Sayangnya, saat ini banyak sekolah yang tidak punya prioritas pada pembenahan dan pengembangan perpustakaannya. Sehingga perpustakaan cenderung kumuh dan fungsinya tidak lebih dari sebuah gudang penyimpanan buku dan kadang peralatan sekolah lainnya. Oleh karena itu perlu upaya yang keras dan niatan yang baik dari berbagai pihak yang peduli terhadap tumbuhnya minat baca pada peserta didik, baik itu dari pihak kepala sekolah sendiri maupun dari guru-guru dan tenaga kependidikan yang berkecimpung di sana untuk mengembangkan perpustakaan dan mengelolanya secara lebih baik.

Di sini saya mencoba untuk memberikan sumbang saran dengan mengumpulkan beberapa informasi yang kiranya dapat memotivasi kita agar lebih peduli untuk membenahi perpustakaan kita agar kiranya dapat menjadi taman indah nan menawan yang akan menarik minat peserta didik dan warga sekolah lain agar tertarik untuk membaca sehingga pada akhirnya akan menumbuhkan minat dan budaya membaca yang akan membawa pada kemajuan diri, lembaga, keluarga, lingkungan, negara dan dunia pada umumnya. Mari kita nikmati Sahabat....:)

Pengertian Perpustakaan

Dalam arti tradisional, perpustakaan mempunyai arti sebuah koleksi buku dan majalah. Perpustakaan dapat juga diartikan sebagai kumpulan informasi yang bersifat ilmu pengetahuan, hiburan, rekreasi dan ibadah yang merupakan kebutuhan hakiki manusia.
Oleh karena itu perpustakaan modern telah didefinisikan kembali sebagai tempat untuk mengakses informasi dalam format apapun, apakah informasi itu disimpan dalam gedung perpustakaan tersebut atau tidak. Dalam perpustakaan modern ini selain kumpulan buku tercetak, sebagian buku dan koleksinya ada dalam perpustakaan digital (dalam bentuk data yang bisa diakses lewat jaringat komputer).


Peran Perpustakaan Sekolah dalam Menumbuhkan Minat Baca Warga Sekolah

Dasar pembentukan perpustakaan sekolah di Indonesia adalah Undang-undang Sistem Pendidikan Nasional No.2 Tahun 1989, yang isinya menyatakan bahwa setiap sekolah harus menyediakan sumber belajar (perpustakaan).
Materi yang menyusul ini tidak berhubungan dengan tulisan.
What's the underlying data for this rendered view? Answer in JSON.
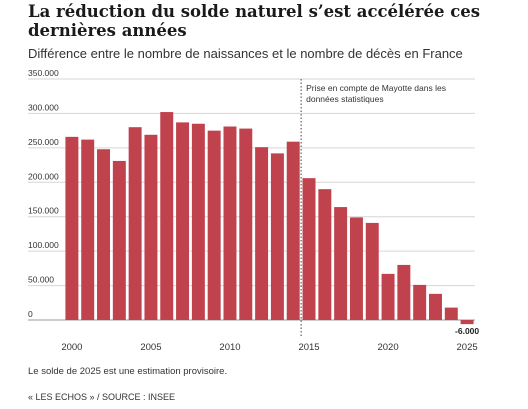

Perpustakaan merupakan unit pelayanan di dalam lembaga yang kehadirannya hanya dapat dibenarkan jika mampu membantu pencapaian pengembangan tujuan-tujuan sekolah yang bersangkutan. Penekanan tujuan keberadaan perpustakaan sekolah adalah pada aspek edukatif dan rekreatif (kultural). Saya secara pribadi menemukan beberapa fakta tentang beberapa sekolah dengan perpustakaan yang jauh dari kedua fungsi ini.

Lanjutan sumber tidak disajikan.